L’arrestation de Mathieu Donnart fin juin 1944 pousse Paul Jacopin à organiser une réunion à Lesneven où sont présents le Commandant Garion, François Broc’h, Francis Nédélec, Pierre Nicolas, Augustin Salou, Jean Larvor et Yves Quéré. Il est décidé lors de cette réunion clandestine que Pierre Nicolas devient le responsable cantonal de la Résistance du canton de Lesneven et qu’il mènera la Compagnie F.F.I de Lesneven au combat. La Compagnie F.F.I de Ploudaniel revient à Augustin Salou.
Le 8 juillet 1944, Garion fait enlever par des membres d’un corps-franc, un usurpateur se faisant passer pour le chef de la résistance. L’homme est amené à Guipavas et se fait recadrer. Passé ce menu fretin [2] Garion doit s’occuper urgemment de l’armement de ses troupes. Il attend une équipe de la mission Jedburgh (team Horace) pour la nuit du 17 juillet à Saint-Frégant. Le parachutage ayant fortement dévié, un temps précieux est perdu et il faut attendre plusieurs jours pour que Joseph Garion puisse enfin nouer le contact avec ces agents le 26 juillet. Le lendemain, l’opérateur radio de la mission transmet le message suivant :
Le leader de Brest (ndr : Somme-Py) nous dit qu’il peut prendre Brest et sécuriser les installations portuaires s’il obtient des armes.
Il y aura bien des parachutages dans la nuit du 2 au 3 août, mais seulement sur quatre terrains, au nord de l’arrondissement, au lieu des dix initialement demandés. De surcroît, la quantité d’armes parachutées est bien faible, ne permettant d’équiper qu’environ 1 500 hommes. A cette date, au moins le double de F.F.I étaient sous les ordres de Joseph Garion dans l’arrondissement. Le 5 août 1944, l’importante réunion de coordination des principaux chefs de la résistance de l’agglomération brestoise se déroule à Gouesnou. L’ordre d’entrer en action directe à compter de ce jour est donné par Joseph Garion. Les américains sont en route vers Brest, l’insurrection doit être déclenchée à compter de ce jour pour faciliter l’avancée Alliés. Des affiches signées Somme-Py, sont placardées à Brest, déclarant l’état de siège (voir portfolio ci-dessous).

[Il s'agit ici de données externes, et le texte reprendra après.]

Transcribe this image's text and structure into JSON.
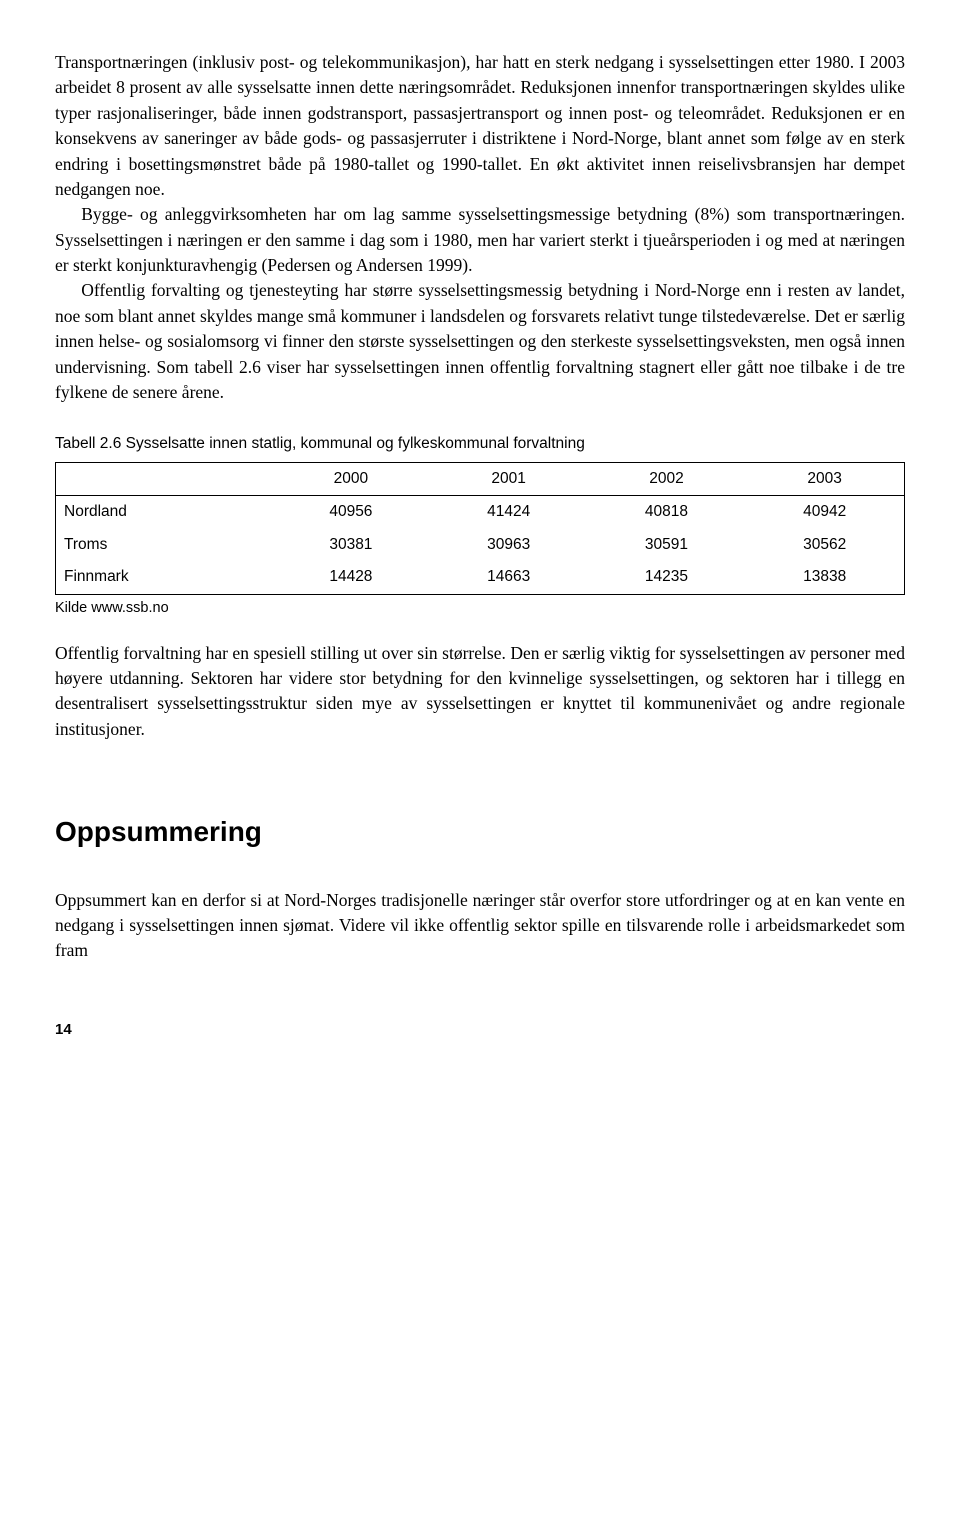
{
  "paragraphs": {
    "p1": "Transportnæringen (inklusiv post- og telekommunikasjon), har hatt en sterk nedgang i sysselsettingen etter 1980. I 2003 arbeidet 8 prosent av alle sysselsatte innen dette næringsområdet. Reduksjonen innenfor transportnæringen skyldes ulike typer rasjonaliseringer, både innen godstransport, passasjertransport og innen post- og teleområdet. Reduksjonen er en konsekvens av saneringer av både gods- og passasjerruter i distriktene i Nord-Norge, blant annet som følge av en sterk endring i bosettingsmønstret både på 1980-tallet og 1990-tallet. En økt aktivitet innen reiselivsbransjen har dempet nedgangen noe.",
    "p2": "Bygge- og anleggvirksomheten har om lag samme sysselsettingsmessige betydning (8%) som transportnæringen. Sysselsettingen i næringen er den samme i dag som i 1980, men har variert sterkt i tjueårsperioden i og med at næringen er sterkt konjunkturavhengig (Pedersen og Andersen 1999).",
    "p3": "Offentlig forvalting og tjenesteyting har større sysselsettingsmessig betydning i Nord-Norge enn i resten av landet, noe som blant annet skyldes mange små kommuner i landsdelen og forsvarets relativt tunge tilstedeværelse. Det er særlig innen helse- og sosialomsorg vi finner den største sysselsettingen og den sterkeste sysselsettingsveksten, men også innen undervisning. Som tabell 2.6 viser har sysselsettingen innen offentlig forvaltning stagnert eller gått noe tilbake i de tre fylkene de senere årene.",
    "p4": "Offentlig forvaltning har en spesiell stilling ut over sin størrelse. Den er særlig viktig for sysselsettingen av personer med høyere utdanning. Sektoren har videre stor betydning for den kvinnelige sysselsettingen, og sektoren har i tillegg en desentralisert sysselsettingsstruktur siden mye av sysselsettingen er knyttet til kommunenivået og andre regionale institusjoner.",
    "p5": "Oppsummert kan en derfor si at Nord-Norges tradisjonelle næringer står overfor store utfordringer og at en kan vente en nedgang i sysselsettingen innen sjømat. Videre vil ikke offentlig sektor spille en tilsvarende rolle i arbeidsmarkedet som fram"
  },
  "table": {
    "caption": "Tabell 2.6 Sysselsatte innen statlig, kommunal og fylkeskommunal forvaltning",
    "columns": [
      "",
      "2000",
      "2001",
      "2002",
      "2003"
    ],
    "rows": [
      [
        "Nordland",
        "40956",
        "41424",
        "40818",
        "40942"
      ],
      [
        "Troms",
        "30381",
        "30963",
        "30591",
        "30562"
      ],
      [
        "Finnmark",
        "14428",
        "14663",
        "14235",
        "13838"
      ]
    ],
    "source": "Kilde www.ssb.no"
  },
  "section_heading": "Oppsummering",
  "page_number": "14"
}
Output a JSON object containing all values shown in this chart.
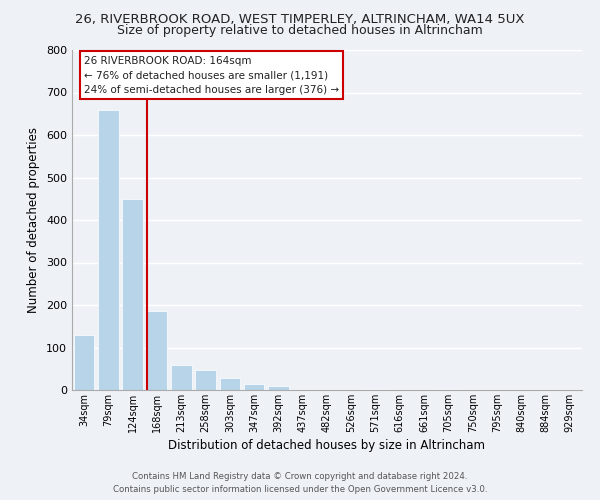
{
  "title": "26, RIVERBROOK ROAD, WEST TIMPERLEY, ALTRINCHAM, WA14 5UX",
  "subtitle": "Size of property relative to detached houses in Altrincham",
  "xlabel": "Distribution of detached houses by size in Altrincham",
  "ylabel": "Number of detached properties",
  "bar_color": "#b8d4e8",
  "bar_edge_color": "#ffffff",
  "categories": [
    "34sqm",
    "79sqm",
    "124sqm",
    "168sqm",
    "213sqm",
    "258sqm",
    "303sqm",
    "347sqm",
    "392sqm",
    "437sqm",
    "482sqm",
    "526sqm",
    "571sqm",
    "616sqm",
    "661sqm",
    "705sqm",
    "750sqm",
    "795sqm",
    "840sqm",
    "884sqm",
    "929sqm"
  ],
  "values": [
    130,
    660,
    450,
    185,
    60,
    48,
    28,
    15,
    10,
    0,
    0,
    0,
    2,
    0,
    0,
    2,
    0,
    0,
    0,
    0,
    0
  ],
  "property_line_color": "#cc0000",
  "annotation_title": "26 RIVERBROOK ROAD: 164sqm",
  "annotation_line1": "← 76% of detached houses are smaller (1,191)",
  "annotation_line2": "24% of semi-detached houses are larger (376) →",
  "annotation_box_color": "#ffffff",
  "annotation_box_edge": "#cc0000",
  "ylim": [
    0,
    800
  ],
  "yticks": [
    0,
    100,
    200,
    300,
    400,
    500,
    600,
    700,
    800
  ],
  "footer_line1": "Contains HM Land Registry data © Crown copyright and database right 2024.",
  "footer_line2": "Contains public sector information licensed under the Open Government Licence v3.0.",
  "background_color": "#eef2f7",
  "grid_color": "#ffffff",
  "title_fontsize": 9.5,
  "subtitle_fontsize": 9
}
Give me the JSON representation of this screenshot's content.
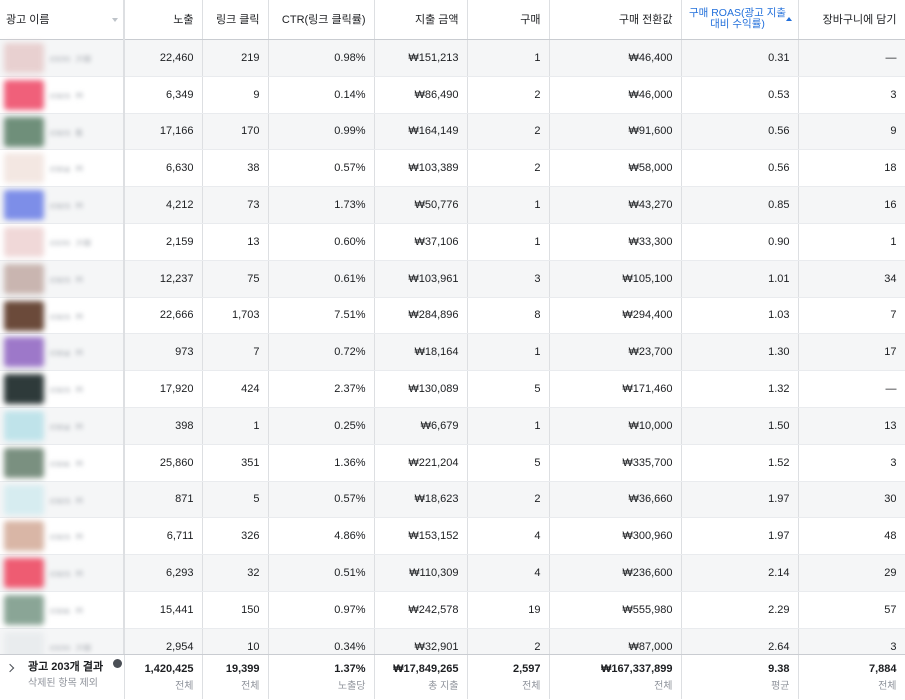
{
  "columns": [
    "광고 이름",
    "노출",
    "링크 클릭",
    "CTR(링크 클릭률)",
    "지출 금액",
    "구매",
    "구매 전환값",
    "구매 ROAS(광고 지출 대비 수익률)",
    "장바구니에 담기"
  ],
  "rows": [
    {
      "thumb": "#e8d0d0",
      "name": "0320_기획..",
      "impr": "22,460",
      "clicks": "219",
      "ctr": "0.98%",
      "spend": "₩151,213",
      "purch": "1",
      "value": "₩46,400",
      "roas": "0.31",
      "cart": "—"
    },
    {
      "thumb": "#f0607a",
      "name": "0303_전..",
      "impr": "6,349",
      "clicks": "9",
      "ctr": "0.14%",
      "spend": "₩86,490",
      "purch": "2",
      "value": "₩46,000",
      "roas": "0.53",
      "cart": "3"
    },
    {
      "thumb": "#6f8f7a",
      "name": "0303_특..",
      "impr": "17,166",
      "clicks": "170",
      "ctr": "0.99%",
      "spend": "₩164,149",
      "purch": "2",
      "value": "₩91,600",
      "roas": "0.56",
      "cart": "9"
    },
    {
      "thumb": "#f3e7e2",
      "name": "0304_전..",
      "impr": "6,630",
      "clicks": "38",
      "ctr": "0.57%",
      "spend": "₩103,389",
      "purch": "2",
      "value": "₩58,000",
      "roas": "0.56",
      "cart": "18"
    },
    {
      "thumb": "#7d8ee8",
      "name": "0303_전..",
      "impr": "4,212",
      "clicks": "73",
      "ctr": "1.73%",
      "spend": "₩50,776",
      "purch": "1",
      "value": "₩43,270",
      "roas": "0.85",
      "cart": "16"
    },
    {
      "thumb": "#f0d8d8",
      "name": "0320_기획..",
      "impr": "2,159",
      "clicks": "13",
      "ctr": "0.60%",
      "spend": "₩37,106",
      "purch": "1",
      "value": "₩33,300",
      "roas": "0.90",
      "cart": "1"
    },
    {
      "thumb": "#c9b5b0",
      "name": "0303_전..",
      "impr": "12,237",
      "clicks": "75",
      "ctr": "0.61%",
      "spend": "₩103,961",
      "purch": "3",
      "value": "₩105,100",
      "roas": "1.01",
      "cart": "34"
    },
    {
      "thumb": "#6b4a3a",
      "name": "0303_전..",
      "impr": "22,666",
      "clicks": "1,703",
      "ctr": "7.51%",
      "spend": "₩284,896",
      "purch": "8",
      "value": "₩294,400",
      "roas": "1.03",
      "cart": "7"
    },
    {
      "thumb": "#9d78c9",
      "name": "0304_전..",
      "impr": "973",
      "clicks": "7",
      "ctr": "0.72%",
      "spend": "₩18,164",
      "purch": "1",
      "value": "₩23,700",
      "roas": "1.30",
      "cart": "17"
    },
    {
      "thumb": "#2e3a3a",
      "name": "0303_전..",
      "impr": "17,920",
      "clicks": "424",
      "ctr": "2.37%",
      "spend": "₩130,089",
      "purch": "5",
      "value": "₩171,460",
      "roas": "1.32",
      "cart": "—"
    },
    {
      "thumb": "#bfe3ea",
      "name": "0304_전..",
      "impr": "398",
      "clicks": "1",
      "ctr": "0.25%",
      "spend": "₩6,679",
      "purch": "1",
      "value": "₩10,000",
      "roas": "1.50",
      "cart": "13"
    },
    {
      "thumb": "#7a9080",
      "name": "0306_전..",
      "impr": "25,860",
      "clicks": "351",
      "ctr": "1.36%",
      "spend": "₩221,204",
      "purch": "5",
      "value": "₩335,700",
      "roas": "1.52",
      "cart": "3"
    },
    {
      "thumb": "#d6ecf0",
      "name": "0303_전..",
      "impr": "871",
      "clicks": "5",
      "ctr": "0.57%",
      "spend": "₩18,623",
      "purch": "2",
      "value": "₩36,660",
      "roas": "1.97",
      "cart": "30"
    },
    {
      "thumb": "#d9b6a6",
      "name": "0303_전..",
      "impr": "6,711",
      "clicks": "326",
      "ctr": "4.86%",
      "spend": "₩153,152",
      "purch": "4",
      "value": "₩300,960",
      "roas": "1.97",
      "cart": "48"
    },
    {
      "thumb": "#ee5c72",
      "name": "0303_전..",
      "impr": "6,293",
      "clicks": "32",
      "ctr": "0.51%",
      "spend": "₩110,309",
      "purch": "4",
      "value": "₩236,600",
      "roas": "2.14",
      "cart": "29"
    },
    {
      "thumb": "#8aa596",
      "name": "0306_전..",
      "impr": "15,441",
      "clicks": "150",
      "ctr": "0.97%",
      "spend": "₩242,578",
      "purch": "19",
      "value": "₩555,980",
      "roas": "2.29",
      "cart": "57"
    },
    {
      "thumb": "#e9ecee",
      "name": "0320_기획..",
      "impr": "2,954",
      "clicks": "10",
      "ctr": "0.34%",
      "spend": "₩32,901",
      "purch": "2",
      "value": "₩87,000",
      "roas": "2.64",
      "cart": "3"
    }
  ],
  "footer": {
    "title": "광고 203개 결과",
    "subtitle": "삭제된 항목 제외",
    "totals": [
      {
        "v": "1,420,425",
        "s": "전체"
      },
      {
        "v": "19,399",
        "s": "전체"
      },
      {
        "v": "1.37%",
        "s": "노출당"
      },
      {
        "v": "₩17,849,265",
        "s": "총 지출"
      },
      {
        "v": "2,597",
        "s": "전체"
      },
      {
        "v": "₩167,337,899",
        "s": "전체"
      },
      {
        "v": "9.38",
        "s": "평균"
      },
      {
        "v": "7,884",
        "s": "전체"
      }
    ]
  },
  "colors": {
    "accent": "#216fdb",
    "border": "#dddfe2",
    "zebra": "#f5f6f7"
  }
}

Tant bien que mal, Joseph Garion mène sa mission au bout, faisant activement participer à la libération du territoire les unités combattantes F.F.I. Après les libérations de leurs cantons, du Nord, les unités seront principalement employées dans la poche du Conquet en première et seconde ligne sur le secteur Guipavas/Plougastel. Une partie de l’effectif sera ensuite dirigée sur la poche de Crozon et menée au combat par Garion lui même. Peu d’éléments participeront à la prise concrète de la ville de Brest.
Pour son action clandestine, il reçoit la médaille de la Résistance en 1946 et se voit élevé au rang d’Officier de la Légion d’honneur avec une nouvelle Croix de Guerre 1939-1945. Peu de temps après la Seconde Guerre mondiale, une maladie l’emporte.
La sépulture de Joseph Garion se trouve dans le cimetière de Saint-Marc à Brest [Carré 23, Rang 12, Tombe 21]
En 1961, la ville de Brest lui rend hommage en donnant son nom de guerre à une rue de Brest ; rue du Commandant Somme Py près de Kerichen.